I chakra sono ruote di energia (questo il significato in sanscrito del loro nome) che si collocano in sette punti del nostro corpo (i principali, ve ne sono poi diversi altri più piccoli). Conosciuti nelle filosofie e religioni orientali già molti secoli prima della nascita di Cristo, questi centri hanno sempre giocato un grandissimo ruolo nella crescita degli spiriti in questo mondo. I sette punti in cui sono situati (li potete vedere anche in figura) vengono individuati : il primo sull’osso sacro (chakra della radice), il secondo poco sotto al ventre, il terzo sull’ombelico (plesso solare) , il quarto sul cuore, il quinto sulla gola, il sesto sulla fronte tra gli occhi (terzo occhio) e il settimo in cima alla testa (Corona). Ad ogni chakra si legano solitamente emozioni, facoltà, sensi, colori, simboli, organi ed anche alcune ghiandole endocrine. Queste ruote hanno il compito di creare e far circolare energia in tutto il corpo attraverso i meridiani, migliaia di canali che li legano tra loro, permettendo così al nostro spirito di rimanere collegato alla materia e quindi a questa Dimensione. Un loro mal funzionamento  dovuto a poco esercizio energetico o ad un cattivo stile di vita provoca la formazione di alcuni blocchi e la conseguente insorgenza di malattie.Per quanto riguarda la loro importanza nell’ Eish Shaok, come abbiamo accennato nel post sui poteri della mente, i chakra determinano a seconda della loro attività, più o meno importante, la presenza in noi di un certo tipo di capacità.

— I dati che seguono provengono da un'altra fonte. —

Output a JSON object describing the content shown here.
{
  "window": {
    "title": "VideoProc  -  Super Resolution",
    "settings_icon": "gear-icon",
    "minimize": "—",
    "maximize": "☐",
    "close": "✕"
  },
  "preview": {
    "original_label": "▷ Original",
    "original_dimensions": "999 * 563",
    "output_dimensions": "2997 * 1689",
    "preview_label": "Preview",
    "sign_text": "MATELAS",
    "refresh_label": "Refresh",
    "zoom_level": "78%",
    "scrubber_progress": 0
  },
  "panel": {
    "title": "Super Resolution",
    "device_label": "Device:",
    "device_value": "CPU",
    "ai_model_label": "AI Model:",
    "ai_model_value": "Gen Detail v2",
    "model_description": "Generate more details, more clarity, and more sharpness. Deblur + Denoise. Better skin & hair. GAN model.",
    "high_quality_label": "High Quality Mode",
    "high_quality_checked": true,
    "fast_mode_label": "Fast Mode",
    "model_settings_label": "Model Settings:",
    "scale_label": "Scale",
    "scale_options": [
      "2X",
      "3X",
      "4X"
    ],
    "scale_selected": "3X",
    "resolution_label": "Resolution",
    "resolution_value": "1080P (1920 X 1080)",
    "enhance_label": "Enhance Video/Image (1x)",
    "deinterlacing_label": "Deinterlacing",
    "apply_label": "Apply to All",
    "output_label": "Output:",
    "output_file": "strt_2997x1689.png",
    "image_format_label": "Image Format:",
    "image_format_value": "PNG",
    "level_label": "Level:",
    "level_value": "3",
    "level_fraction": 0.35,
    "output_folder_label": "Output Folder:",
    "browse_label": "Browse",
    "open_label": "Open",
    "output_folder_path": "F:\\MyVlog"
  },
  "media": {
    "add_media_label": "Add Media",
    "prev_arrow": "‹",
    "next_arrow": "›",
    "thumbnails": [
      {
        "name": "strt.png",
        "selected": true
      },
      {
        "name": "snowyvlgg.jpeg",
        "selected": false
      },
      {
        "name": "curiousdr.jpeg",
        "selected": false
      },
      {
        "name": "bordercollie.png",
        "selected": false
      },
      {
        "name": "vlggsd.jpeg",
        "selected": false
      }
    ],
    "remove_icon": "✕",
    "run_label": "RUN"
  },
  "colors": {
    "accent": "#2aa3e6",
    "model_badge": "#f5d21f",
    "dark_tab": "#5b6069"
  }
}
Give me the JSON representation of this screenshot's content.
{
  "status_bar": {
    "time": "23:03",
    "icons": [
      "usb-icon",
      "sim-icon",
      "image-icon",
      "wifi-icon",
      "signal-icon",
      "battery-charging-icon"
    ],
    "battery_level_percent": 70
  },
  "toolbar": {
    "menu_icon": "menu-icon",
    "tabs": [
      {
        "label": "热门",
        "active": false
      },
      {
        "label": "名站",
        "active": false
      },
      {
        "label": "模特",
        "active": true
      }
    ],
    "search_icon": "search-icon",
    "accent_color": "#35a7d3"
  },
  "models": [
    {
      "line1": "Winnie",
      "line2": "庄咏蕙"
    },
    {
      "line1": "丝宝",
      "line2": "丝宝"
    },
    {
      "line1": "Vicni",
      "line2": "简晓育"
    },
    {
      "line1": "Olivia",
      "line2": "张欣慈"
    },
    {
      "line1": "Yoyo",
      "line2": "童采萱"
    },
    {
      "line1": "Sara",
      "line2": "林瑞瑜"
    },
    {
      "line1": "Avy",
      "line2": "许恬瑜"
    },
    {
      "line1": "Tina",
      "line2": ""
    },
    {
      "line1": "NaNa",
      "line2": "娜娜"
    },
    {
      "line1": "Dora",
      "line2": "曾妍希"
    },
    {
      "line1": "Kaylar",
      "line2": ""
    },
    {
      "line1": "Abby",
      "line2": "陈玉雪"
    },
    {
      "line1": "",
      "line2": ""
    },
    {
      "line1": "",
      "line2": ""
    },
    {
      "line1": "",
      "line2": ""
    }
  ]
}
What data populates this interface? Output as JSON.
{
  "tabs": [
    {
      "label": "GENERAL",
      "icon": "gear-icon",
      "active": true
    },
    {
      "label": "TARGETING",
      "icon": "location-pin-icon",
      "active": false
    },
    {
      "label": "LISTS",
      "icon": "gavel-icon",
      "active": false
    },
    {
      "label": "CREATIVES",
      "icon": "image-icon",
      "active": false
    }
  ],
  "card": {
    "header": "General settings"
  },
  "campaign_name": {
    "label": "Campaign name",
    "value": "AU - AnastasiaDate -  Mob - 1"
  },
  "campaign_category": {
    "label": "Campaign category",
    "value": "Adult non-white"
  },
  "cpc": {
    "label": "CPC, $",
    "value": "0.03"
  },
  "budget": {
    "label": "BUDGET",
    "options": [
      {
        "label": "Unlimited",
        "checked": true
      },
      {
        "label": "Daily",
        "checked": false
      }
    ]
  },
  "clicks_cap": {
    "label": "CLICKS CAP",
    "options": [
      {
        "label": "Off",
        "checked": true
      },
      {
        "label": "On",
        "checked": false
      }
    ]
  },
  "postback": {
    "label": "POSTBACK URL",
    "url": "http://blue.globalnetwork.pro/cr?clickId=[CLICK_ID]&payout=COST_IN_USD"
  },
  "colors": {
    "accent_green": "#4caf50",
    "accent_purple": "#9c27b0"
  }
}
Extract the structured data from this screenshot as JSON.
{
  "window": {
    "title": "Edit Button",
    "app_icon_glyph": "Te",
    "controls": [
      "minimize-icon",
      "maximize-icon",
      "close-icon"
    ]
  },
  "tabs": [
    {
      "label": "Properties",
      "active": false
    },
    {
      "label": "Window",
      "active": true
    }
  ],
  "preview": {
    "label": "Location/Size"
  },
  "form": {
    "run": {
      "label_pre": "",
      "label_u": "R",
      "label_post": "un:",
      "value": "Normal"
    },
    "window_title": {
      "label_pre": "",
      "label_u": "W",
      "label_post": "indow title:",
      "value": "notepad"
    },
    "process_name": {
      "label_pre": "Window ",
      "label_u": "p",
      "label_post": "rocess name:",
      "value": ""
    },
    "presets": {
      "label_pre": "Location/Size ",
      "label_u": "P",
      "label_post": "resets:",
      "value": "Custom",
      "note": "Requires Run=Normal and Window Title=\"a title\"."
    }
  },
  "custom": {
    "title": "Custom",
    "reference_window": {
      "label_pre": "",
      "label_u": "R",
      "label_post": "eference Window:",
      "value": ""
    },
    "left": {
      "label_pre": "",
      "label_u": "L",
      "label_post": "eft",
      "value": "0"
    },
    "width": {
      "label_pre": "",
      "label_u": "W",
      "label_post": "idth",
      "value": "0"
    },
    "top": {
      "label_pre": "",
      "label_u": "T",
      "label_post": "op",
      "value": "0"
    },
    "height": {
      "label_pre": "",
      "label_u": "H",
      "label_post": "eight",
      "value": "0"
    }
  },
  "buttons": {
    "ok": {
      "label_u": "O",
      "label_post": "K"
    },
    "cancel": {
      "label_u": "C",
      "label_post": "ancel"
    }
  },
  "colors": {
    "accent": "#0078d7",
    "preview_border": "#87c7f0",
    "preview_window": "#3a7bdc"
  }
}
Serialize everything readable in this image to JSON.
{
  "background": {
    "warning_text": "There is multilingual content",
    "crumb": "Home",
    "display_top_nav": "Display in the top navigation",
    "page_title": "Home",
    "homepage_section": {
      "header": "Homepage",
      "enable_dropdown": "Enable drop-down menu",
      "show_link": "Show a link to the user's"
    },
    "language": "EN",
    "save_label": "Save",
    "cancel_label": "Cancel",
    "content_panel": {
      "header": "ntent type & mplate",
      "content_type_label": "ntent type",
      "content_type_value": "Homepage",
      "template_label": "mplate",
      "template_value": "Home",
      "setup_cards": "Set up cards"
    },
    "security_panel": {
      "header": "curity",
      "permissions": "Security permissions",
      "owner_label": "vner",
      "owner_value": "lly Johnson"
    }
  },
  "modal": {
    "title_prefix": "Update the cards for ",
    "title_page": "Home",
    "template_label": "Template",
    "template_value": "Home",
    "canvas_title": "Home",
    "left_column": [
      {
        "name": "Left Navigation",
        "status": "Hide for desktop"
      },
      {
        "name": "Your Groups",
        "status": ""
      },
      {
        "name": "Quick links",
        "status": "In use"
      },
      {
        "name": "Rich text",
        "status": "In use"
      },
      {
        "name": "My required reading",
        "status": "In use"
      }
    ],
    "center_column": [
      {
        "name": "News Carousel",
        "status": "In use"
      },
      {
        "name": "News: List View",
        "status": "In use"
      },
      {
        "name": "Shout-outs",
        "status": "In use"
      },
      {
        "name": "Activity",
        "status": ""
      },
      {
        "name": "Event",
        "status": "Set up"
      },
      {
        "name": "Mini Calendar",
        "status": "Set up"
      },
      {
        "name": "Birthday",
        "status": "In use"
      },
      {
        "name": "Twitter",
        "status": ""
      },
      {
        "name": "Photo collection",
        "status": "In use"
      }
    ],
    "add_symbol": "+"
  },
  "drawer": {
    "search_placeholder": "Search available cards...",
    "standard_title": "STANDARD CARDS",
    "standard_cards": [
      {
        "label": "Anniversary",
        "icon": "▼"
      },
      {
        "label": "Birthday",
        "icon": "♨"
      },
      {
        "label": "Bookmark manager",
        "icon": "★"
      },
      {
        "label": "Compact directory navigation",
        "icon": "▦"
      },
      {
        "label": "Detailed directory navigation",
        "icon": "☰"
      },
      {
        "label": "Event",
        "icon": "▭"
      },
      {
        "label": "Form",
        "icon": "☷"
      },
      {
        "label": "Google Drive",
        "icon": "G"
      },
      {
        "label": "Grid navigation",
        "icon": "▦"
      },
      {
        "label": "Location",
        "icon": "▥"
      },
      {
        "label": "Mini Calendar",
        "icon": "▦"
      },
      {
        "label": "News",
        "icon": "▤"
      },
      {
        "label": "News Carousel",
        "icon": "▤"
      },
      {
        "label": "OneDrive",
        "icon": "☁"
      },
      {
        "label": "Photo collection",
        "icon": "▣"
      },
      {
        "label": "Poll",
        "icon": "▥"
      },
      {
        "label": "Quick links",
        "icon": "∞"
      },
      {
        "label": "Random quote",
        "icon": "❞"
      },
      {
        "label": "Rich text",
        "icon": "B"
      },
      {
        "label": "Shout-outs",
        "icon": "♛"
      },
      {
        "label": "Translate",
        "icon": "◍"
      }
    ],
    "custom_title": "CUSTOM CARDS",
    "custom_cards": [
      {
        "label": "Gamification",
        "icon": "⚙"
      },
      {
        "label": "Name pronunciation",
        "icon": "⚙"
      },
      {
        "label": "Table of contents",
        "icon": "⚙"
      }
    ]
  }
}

Vediamo ora nel dettaglio quelle sviluppabili più facilmente a seconda della forte attività di un chakra:
primo e secondo chakra = forte istinto e sesto senso;
terzo chakra =   grande produzione di energia e capacità di veloce crescita e maturazione ;
quarto chakra = empatia e sensabilità elevate ;
quinto chakra = capacità di persuasione e convincimento degli altri ;
sesto chakra = capacità come telepatia e preveggenza e  soprattutto visione e percezione di spiriti ed energie ; settimo chakra = viaggi astrali (viaggi al di fuori del corpo in questa o altre Dimensioni) e capacità di unione con gli elementi naturali e universali.
Vi sono poi i chakra situati sul palmo delle mani che pur non comparendo tra i sette principali permettono di sviluppare importanti poteri curativi. Un costante movimento di energie grazie a specifici esercizi come il caricamento o la meditazione a cascata, oltre che ad eliminare blocchi e tensioni, migliora la conoscenza che abbiamo del nostro corpo e del nostro spirito e di conseguenza porta ad un più efficace controllo delle nostre capacità.